The DWCC is deployed as a command-line application shipped as a Docker image. When it is run, it creates a Docker container that is isolated from everything else on your system except the data source it catalogs, and the directory outside the container for the catalog output.
The DWCC pulls only metadata from the source. It doesn't collect any data. For databases, the information gathered includes the number of tables and columns , the names of the tables and columns, key information, and the data types used--information that is useful for data analysts to use.
You can use one DWCC to catalog as many data sources as you have. All you need to do is change the name of the catalog source and the parameters in the command-line.
Because the DWCC is shipped as a Docker image, you need to have Docker installed on the local machine.

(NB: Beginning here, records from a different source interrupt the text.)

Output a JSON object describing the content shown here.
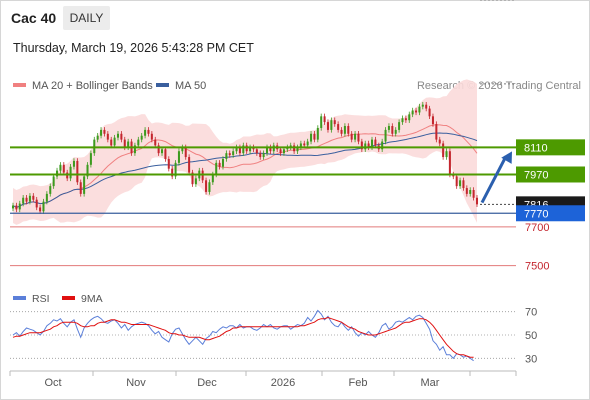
{
  "header": {
    "instrument": "Cac 40",
    "period": "DAILY",
    "timestamp": "Thursday, March 19, 2026 5:43:28 PM CET"
  },
  "source": "Research © 2026 Trading Central",
  "colors": {
    "up": "#3c9a1e",
    "down": "#c4262e",
    "bollinger_fill": "#fbdada",
    "ma20": "#f08080",
    "ma50": "#3a5f9e",
    "resistance": "#4d9a00",
    "support": "#e27a7a",
    "current": "#1d63d8",
    "rsi": "#5b7fd9",
    "rsi_ma": "#e01010",
    "projection": "#2b5fae"
  },
  "chart_data": [
    {
      "type": "candlestick",
      "legend": [
        {
          "name": "MA 20 + Bollinger Bands",
          "color": "#f08080"
        },
        {
          "name": "MA 50",
          "color": "#3a5f9e"
        }
      ],
      "legend_placement": "top-left",
      "x_tick_labels": [
        "Oct",
        "Nov",
        "Dec",
        "2026",
        "Feb",
        "Mar"
      ],
      "ylim": [
        7400,
        8380
      ],
      "grid": false,
      "price_levels": [
        {
          "value": 8110,
          "label": "8110",
          "kind": "resistance"
        },
        {
          "value": 7970,
          "label": "7970",
          "kind": "resistance"
        },
        {
          "value": 7816,
          "label": "7816",
          "kind": "last"
        },
        {
          "value": 7770,
          "label": "7770",
          "kind": "current"
        },
        {
          "value": 7700,
          "label": "7700",
          "kind": "support"
        },
        {
          "value": 7500,
          "label": "7500",
          "kind": "support"
        }
      ],
      "projection": {
        "from": 7825,
        "to": 8110
      },
      "closes": [
        7810,
        7790,
        7820,
        7850,
        7830,
        7860,
        7840,
        7800,
        7780,
        7830,
        7870,
        7910,
        7960,
        7990,
        8020,
        7980,
        7950,
        8010,
        8040,
        7930,
        7870,
        7960,
        8020,
        8080,
        8150,
        8170,
        8200,
        8180,
        8150,
        8120,
        8160,
        8180,
        8150,
        8110,
        8140,
        8080,
        8120,
        8150,
        8170,
        8200,
        8180,
        8150,
        8120,
        8080,
        8100,
        8050,
        8000,
        7960,
        8030,
        8090,
        8110,
        8060,
        7980,
        7920,
        7950,
        7990,
        7940,
        7880,
        7930,
        7970,
        8030,
        8010,
        8050,
        8080,
        8070,
        8090,
        8110,
        8080,
        8120,
        8090,
        8110,
        8100,
        8080,
        8060,
        8080,
        8110,
        8090,
        8120,
        8100,
        8080,
        8100,
        8110,
        8120,
        8090,
        8110,
        8130,
        8120,
        8140,
        8180,
        8150,
        8210,
        8270,
        8240,
        8200,
        8250,
        8230,
        8200,
        8180,
        8220,
        8180,
        8150,
        8180,
        8140,
        8100,
        8130,
        8110,
        8150,
        8120,
        8100,
        8140,
        8200,
        8220,
        8180,
        8200,
        8240,
        8260,
        8250,
        8280,
        8300,
        8290,
        8320,
        8330,
        8310,
        8270,
        8230,
        8150,
        8130,
        8060,
        8090,
        7970,
        7960,
        7910,
        7940,
        7900,
        7870,
        7890,
        7850,
        7816
      ]
    },
    {
      "type": "line",
      "legend": [
        {
          "name": "RSI",
          "color": "#5b7fd9"
        },
        {
          "name": "9MA",
          "color": "#e01010"
        }
      ],
      "legend_placement": "top-left",
      "y_ticks": [
        70,
        50,
        30
      ],
      "ylim": [
        20,
        80
      ],
      "series": [
        {
          "name": "RSI",
          "values": [
            50,
            52,
            49,
            53,
            56,
            55,
            54,
            52,
            50,
            53,
            58,
            60,
            63,
            62,
            64,
            60,
            57,
            61,
            63,
            55,
            48,
            56,
            60,
            63,
            65,
            66,
            64,
            61,
            60,
            62,
            63,
            60,
            56,
            59,
            54,
            57,
            59,
            60,
            61,
            60,
            58,
            54,
            51,
            53,
            48,
            46,
            44,
            51,
            55,
            56,
            51,
            46,
            42,
            45,
            48,
            45,
            42,
            47,
            49,
            53,
            52,
            55,
            57,
            56,
            58,
            58,
            56,
            59,
            56,
            57,
            57,
            55,
            54,
            56,
            59,
            57,
            59,
            56,
            55,
            57,
            58,
            58,
            55,
            57,
            59,
            58,
            60,
            65,
            62,
            66,
            71,
            68,
            63,
            66,
            61,
            58,
            57,
            61,
            57,
            54,
            57,
            52,
            49,
            52,
            50,
            53,
            50,
            48,
            52,
            58,
            60,
            55,
            57,
            61,
            62,
            61,
            63,
            65,
            63,
            66,
            67,
            65,
            60,
            55,
            45,
            42,
            37,
            40,
            33,
            33,
            30,
            34,
            33,
            31,
            32,
            30,
            28
          ]
        },
        {
          "name": "9MA",
          "values": [
            48,
            49,
            49,
            50,
            51,
            52,
            52,
            52,
            52,
            53,
            54,
            55,
            57,
            58,
            60,
            61,
            61,
            61,
            61,
            60,
            58,
            57,
            57,
            58,
            58,
            60,
            61,
            61,
            62,
            63,
            63,
            62,
            61,
            61,
            60,
            59,
            59,
            59,
            59,
            59,
            59,
            58,
            57,
            56,
            55,
            54,
            52,
            51,
            51,
            50,
            50,
            49,
            48,
            48,
            48,
            48,
            47,
            46,
            46,
            47,
            48,
            49,
            51,
            53,
            54,
            56,
            56,
            57,
            57,
            57,
            57,
            57,
            57,
            57,
            57,
            57,
            57,
            57,
            57,
            57,
            57,
            57,
            57,
            57,
            57,
            58,
            58,
            59,
            60,
            61,
            63,
            64,
            64,
            65,
            64,
            63,
            62,
            61,
            59,
            57,
            56,
            55,
            53,
            52,
            51,
            50,
            50,
            50,
            51,
            52,
            53,
            54,
            55,
            56,
            58,
            60,
            61,
            61,
            62,
            63,
            64,
            64,
            63,
            61,
            58,
            54,
            50,
            46,
            42,
            39,
            36,
            34,
            33,
            33,
            32,
            31,
            31
          ]
        }
      ]
    }
  ]
}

If you can't use Docker, we also have a Java version of DWCC available. For more information about Docker see https://docs.docker.com/get-docker/.
The computer running the catalog collector should have network access to the data source.
The user running the catalog collector must have read access to the data resource.
For many data sources you will also need to have jdbc drivers for the data source installed on the local machine. The DWCC assumes the .jar file driver is in the ../jdbcdrivers directory.
Finally, a minimum of 2G of memory and a 2Ghz processor are required for all sources. Certain data sources (like BigQuery) may have additional requirements.